Correlation Analysis for Selection of Microtitanium Plates with Different Specifications for Use in a Cervical Vertebral Dome Expansion Laminoplasty

Objective To analyze correlations between the selection of microtitanium plates with different specifications for use in a cervical vertebral dome expansion laminoplasty. Methods Sixteen patients that underwent the cervical vertebral dome expansion laminoplasty with a cervical spinal stenosis angioplasty procedure for treatment of their cervical spinal cords were recruited at our hospital. From February 2017 to September 2018, medical records confirmed that all patients underwent cervical CT and MRI tests pre‐ and postsurgery. The anteroposterior diameter of the spinal canal, changes in the cross‐sectional area of the spinal canal, and the pre‐ and postsurgery distance of the cervical spinal cord after applying microtitanium plates with different lengths were measured by Mimics version 17.0 software (Materialise NV, Leuven, Belgium). A statistical regression and correlation analysis of relevant specification parameters of the microtitanium plate was then studied. Results As the size of the microtitanium plate increased, we found that the cross‐sectional area of cervical spinal canal and distance between the descendants of the lamina and the distance of cervical spinal cord concordantly increased, and these data changes linearly. The regression equation associated with sagittal diameter, cross‐sectional area, and posterior movement distance of the cervical spinal cord was obtained. Conclusion According to the correlation analysis of imaging data changes, the regression equation was obtained to guide the selection of microtitanium plates with appropriate specifications in a cervical vertebral dome expansion laminoplasty.

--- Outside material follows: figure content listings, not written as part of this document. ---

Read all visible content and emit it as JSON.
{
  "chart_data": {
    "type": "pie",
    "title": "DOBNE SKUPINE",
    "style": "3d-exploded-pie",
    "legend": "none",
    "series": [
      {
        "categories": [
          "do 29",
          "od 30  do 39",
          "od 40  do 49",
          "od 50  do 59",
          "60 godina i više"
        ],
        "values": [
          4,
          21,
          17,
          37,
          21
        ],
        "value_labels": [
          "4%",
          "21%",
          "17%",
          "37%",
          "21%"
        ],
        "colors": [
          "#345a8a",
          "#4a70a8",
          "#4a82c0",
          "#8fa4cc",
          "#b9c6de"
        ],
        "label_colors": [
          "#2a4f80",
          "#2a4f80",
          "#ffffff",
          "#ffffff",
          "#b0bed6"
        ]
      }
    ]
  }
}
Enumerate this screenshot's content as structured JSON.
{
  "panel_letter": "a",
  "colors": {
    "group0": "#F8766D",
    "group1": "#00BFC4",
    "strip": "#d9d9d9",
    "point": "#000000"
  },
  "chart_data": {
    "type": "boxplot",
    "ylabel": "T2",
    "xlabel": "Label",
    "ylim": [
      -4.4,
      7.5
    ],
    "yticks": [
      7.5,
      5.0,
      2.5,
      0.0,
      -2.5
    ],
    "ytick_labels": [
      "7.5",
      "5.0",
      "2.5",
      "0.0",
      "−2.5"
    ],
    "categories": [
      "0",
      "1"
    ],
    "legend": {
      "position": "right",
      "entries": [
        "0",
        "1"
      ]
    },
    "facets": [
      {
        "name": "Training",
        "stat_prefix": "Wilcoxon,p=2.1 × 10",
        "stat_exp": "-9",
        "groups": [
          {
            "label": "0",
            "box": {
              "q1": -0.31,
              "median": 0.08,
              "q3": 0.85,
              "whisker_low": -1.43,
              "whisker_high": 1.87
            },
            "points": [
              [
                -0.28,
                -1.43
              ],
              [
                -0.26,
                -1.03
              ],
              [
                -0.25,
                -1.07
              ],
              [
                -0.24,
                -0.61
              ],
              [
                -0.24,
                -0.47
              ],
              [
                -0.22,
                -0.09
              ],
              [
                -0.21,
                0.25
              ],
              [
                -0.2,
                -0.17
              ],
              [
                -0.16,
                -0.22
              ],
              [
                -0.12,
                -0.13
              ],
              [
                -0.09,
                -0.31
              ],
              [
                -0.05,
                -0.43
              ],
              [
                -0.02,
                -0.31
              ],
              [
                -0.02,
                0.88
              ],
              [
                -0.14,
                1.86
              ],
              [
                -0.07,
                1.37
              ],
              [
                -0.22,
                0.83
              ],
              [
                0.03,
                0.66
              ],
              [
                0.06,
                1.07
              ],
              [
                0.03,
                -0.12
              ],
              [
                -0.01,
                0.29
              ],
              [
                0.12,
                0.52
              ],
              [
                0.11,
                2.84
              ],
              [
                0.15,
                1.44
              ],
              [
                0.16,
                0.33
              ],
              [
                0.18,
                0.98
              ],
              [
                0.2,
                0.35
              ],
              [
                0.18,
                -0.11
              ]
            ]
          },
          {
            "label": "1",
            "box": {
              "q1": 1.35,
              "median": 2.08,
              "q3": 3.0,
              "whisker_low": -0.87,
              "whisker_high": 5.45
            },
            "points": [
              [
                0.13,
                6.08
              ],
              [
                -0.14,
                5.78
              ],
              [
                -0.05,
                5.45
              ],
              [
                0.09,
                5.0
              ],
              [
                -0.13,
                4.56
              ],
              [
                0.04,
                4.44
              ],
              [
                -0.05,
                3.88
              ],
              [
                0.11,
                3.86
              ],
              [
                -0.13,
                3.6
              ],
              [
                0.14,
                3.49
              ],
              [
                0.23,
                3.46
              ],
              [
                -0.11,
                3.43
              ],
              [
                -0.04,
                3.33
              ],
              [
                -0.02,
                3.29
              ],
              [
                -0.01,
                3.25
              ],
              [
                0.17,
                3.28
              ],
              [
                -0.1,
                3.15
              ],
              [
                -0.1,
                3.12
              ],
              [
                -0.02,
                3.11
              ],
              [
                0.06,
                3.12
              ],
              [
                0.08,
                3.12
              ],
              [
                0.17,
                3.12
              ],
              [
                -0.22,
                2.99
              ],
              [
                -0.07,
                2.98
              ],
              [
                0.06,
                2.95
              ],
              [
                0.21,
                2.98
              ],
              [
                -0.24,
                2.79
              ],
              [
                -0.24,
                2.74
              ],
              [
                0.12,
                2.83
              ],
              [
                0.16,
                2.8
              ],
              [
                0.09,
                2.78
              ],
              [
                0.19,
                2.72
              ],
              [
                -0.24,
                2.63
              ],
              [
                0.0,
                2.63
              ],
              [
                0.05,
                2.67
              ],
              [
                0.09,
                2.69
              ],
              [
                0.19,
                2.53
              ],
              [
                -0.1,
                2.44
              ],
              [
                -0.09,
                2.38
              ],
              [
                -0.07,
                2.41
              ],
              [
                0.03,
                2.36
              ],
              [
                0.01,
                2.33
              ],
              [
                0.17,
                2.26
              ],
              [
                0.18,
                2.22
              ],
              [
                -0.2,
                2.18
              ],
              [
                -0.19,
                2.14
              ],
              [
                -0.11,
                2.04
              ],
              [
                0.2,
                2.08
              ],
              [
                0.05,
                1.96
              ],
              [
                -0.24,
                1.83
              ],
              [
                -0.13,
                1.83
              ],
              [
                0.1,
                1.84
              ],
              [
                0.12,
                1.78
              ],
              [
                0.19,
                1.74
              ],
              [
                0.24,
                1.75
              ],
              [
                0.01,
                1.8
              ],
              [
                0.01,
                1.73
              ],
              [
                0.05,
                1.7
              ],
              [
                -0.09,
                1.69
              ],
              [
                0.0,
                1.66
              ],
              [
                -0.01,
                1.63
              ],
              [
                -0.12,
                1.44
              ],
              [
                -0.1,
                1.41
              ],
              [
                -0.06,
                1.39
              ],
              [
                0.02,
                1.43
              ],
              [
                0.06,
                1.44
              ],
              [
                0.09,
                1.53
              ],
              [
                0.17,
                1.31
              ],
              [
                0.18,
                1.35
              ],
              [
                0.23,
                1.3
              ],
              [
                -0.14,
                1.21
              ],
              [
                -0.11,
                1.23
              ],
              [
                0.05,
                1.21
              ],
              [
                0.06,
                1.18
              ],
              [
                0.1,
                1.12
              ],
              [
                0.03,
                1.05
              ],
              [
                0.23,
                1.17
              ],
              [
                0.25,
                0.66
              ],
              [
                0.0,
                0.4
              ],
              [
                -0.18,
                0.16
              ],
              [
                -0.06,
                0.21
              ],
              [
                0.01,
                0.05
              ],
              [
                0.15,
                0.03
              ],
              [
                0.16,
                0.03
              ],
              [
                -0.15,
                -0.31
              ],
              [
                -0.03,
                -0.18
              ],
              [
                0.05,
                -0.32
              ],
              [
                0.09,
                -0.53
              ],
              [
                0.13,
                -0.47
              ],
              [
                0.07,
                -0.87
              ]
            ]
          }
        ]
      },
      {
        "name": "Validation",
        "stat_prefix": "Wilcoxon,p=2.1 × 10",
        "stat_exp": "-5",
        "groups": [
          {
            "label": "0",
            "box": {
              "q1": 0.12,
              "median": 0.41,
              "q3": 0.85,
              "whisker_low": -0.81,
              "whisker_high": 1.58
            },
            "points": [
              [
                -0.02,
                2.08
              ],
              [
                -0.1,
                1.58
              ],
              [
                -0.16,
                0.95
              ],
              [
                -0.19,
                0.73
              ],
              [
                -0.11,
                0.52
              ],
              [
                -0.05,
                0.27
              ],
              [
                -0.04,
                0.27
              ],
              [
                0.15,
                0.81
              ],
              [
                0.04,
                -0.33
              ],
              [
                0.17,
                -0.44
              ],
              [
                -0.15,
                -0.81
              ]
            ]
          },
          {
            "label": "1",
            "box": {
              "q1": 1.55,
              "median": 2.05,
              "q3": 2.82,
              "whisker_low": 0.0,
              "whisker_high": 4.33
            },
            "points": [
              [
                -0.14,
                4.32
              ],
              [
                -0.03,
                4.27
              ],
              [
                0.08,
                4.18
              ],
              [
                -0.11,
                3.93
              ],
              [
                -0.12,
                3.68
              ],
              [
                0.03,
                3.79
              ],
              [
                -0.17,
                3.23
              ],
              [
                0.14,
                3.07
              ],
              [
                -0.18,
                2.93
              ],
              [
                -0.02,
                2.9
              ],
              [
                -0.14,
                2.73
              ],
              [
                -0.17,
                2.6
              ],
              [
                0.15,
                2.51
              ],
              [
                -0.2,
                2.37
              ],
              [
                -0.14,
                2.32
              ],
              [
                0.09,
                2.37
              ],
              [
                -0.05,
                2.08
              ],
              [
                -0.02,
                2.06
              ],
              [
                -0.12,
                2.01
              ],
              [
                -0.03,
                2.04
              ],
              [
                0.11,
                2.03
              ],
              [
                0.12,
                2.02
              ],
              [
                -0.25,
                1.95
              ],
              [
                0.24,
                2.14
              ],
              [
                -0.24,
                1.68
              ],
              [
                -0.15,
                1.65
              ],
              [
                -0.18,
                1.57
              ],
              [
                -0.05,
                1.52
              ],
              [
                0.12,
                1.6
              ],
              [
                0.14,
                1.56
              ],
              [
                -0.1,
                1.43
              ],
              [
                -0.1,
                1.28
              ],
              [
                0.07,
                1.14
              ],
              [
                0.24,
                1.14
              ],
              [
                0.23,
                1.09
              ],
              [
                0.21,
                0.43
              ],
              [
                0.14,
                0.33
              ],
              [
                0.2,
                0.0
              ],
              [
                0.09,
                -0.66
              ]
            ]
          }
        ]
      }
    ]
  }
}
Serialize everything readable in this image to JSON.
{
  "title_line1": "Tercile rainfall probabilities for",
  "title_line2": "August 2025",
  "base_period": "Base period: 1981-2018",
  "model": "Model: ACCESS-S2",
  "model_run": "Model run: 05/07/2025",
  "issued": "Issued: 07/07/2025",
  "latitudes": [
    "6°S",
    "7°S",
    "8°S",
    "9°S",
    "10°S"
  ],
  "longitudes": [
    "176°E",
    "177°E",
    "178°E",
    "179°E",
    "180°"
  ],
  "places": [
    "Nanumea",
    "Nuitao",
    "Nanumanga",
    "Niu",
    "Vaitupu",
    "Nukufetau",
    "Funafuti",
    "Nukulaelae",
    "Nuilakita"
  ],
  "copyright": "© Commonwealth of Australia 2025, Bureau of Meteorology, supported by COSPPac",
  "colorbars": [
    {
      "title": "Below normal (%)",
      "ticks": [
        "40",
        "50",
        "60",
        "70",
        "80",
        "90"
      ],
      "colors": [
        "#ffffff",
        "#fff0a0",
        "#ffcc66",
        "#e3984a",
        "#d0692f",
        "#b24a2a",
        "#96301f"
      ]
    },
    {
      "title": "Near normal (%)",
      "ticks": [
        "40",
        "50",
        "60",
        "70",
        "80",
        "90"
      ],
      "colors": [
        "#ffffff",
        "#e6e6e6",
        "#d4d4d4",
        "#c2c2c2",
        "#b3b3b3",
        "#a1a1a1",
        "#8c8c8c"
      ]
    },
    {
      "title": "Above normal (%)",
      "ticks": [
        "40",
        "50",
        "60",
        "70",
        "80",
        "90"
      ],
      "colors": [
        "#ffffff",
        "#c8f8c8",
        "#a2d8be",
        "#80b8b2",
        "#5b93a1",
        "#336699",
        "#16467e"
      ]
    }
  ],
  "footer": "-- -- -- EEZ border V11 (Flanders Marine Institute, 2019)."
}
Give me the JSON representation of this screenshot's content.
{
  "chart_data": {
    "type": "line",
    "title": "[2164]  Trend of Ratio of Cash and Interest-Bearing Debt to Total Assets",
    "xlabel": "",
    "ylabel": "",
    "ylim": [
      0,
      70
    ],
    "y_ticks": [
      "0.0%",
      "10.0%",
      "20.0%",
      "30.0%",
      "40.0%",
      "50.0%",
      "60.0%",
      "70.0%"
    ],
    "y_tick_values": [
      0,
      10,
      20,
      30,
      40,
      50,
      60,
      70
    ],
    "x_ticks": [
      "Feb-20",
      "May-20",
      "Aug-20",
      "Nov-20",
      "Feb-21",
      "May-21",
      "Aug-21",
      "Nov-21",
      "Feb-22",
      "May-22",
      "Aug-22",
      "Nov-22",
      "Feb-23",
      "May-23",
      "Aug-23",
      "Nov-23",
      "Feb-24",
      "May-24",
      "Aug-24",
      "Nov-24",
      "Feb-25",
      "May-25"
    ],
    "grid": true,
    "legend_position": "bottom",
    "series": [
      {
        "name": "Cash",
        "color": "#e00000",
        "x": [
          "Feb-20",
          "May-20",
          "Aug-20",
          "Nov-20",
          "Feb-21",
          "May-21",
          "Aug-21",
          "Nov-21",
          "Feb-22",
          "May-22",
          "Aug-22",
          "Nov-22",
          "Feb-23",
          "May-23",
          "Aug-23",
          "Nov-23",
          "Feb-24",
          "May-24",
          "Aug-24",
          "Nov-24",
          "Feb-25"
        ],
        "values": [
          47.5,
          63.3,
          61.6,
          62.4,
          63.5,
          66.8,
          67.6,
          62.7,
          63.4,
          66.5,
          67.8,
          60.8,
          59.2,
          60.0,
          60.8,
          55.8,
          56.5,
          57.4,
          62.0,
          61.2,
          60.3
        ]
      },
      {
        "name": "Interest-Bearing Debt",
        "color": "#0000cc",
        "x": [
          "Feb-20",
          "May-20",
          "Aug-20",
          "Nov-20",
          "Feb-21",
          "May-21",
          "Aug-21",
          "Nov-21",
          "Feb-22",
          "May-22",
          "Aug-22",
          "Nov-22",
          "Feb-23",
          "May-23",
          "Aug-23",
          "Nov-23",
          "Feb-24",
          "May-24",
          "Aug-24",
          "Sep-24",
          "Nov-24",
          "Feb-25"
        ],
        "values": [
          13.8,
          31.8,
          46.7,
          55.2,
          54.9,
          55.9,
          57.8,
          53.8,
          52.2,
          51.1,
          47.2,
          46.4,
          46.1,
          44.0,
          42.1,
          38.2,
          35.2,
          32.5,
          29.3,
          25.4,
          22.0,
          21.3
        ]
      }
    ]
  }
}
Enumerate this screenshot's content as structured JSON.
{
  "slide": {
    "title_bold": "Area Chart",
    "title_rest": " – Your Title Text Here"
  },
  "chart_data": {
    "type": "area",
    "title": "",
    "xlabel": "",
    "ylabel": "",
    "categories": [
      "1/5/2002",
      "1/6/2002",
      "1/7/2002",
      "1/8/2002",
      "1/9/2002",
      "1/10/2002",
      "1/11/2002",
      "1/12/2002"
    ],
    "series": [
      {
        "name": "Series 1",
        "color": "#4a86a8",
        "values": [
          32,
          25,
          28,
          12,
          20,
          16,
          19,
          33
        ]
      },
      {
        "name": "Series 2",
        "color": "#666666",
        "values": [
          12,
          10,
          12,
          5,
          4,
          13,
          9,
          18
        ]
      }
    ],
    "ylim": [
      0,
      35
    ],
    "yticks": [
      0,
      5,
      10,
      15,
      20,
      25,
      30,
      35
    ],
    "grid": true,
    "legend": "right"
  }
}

This type of surgery involves lavage of the lamina at the junction of the C3‐C7 bilateral lamina and the facet joint and requires the lamina to be completely moved backward. In this process, we attempted to protect and retain the relevant tissue structures attached to the spinous process, such as the supraspinous ligament and interspinous ligament, while keeping the spinous process in the original center position and enlarging the spinal canal. This procedure permits the spinal cord to drift backward, thus reducing the pressure on the cervical spinal cord. Then, we used our own microtitanium plate to fix the two sides of the lamina to form a strong structure. As the size of the microtitanium plate increased, we found that the cross‐sectional area of cervical spinal canal and distance between the descendants of the lamina and the distance of cervical spinal cord concordantly increased. The regression equation associated with sagittal diameter, cross‐sectional area, and posterior movement distance of the cervical spinal cord was obtained. The use of the corresponding regression equations enabled the prediction of the cervical spinal canal parameters and posterior movement distance of the cervical spinal cord when adopting different specifications of the microtitanium plate for different segments of the cervical vertebrae.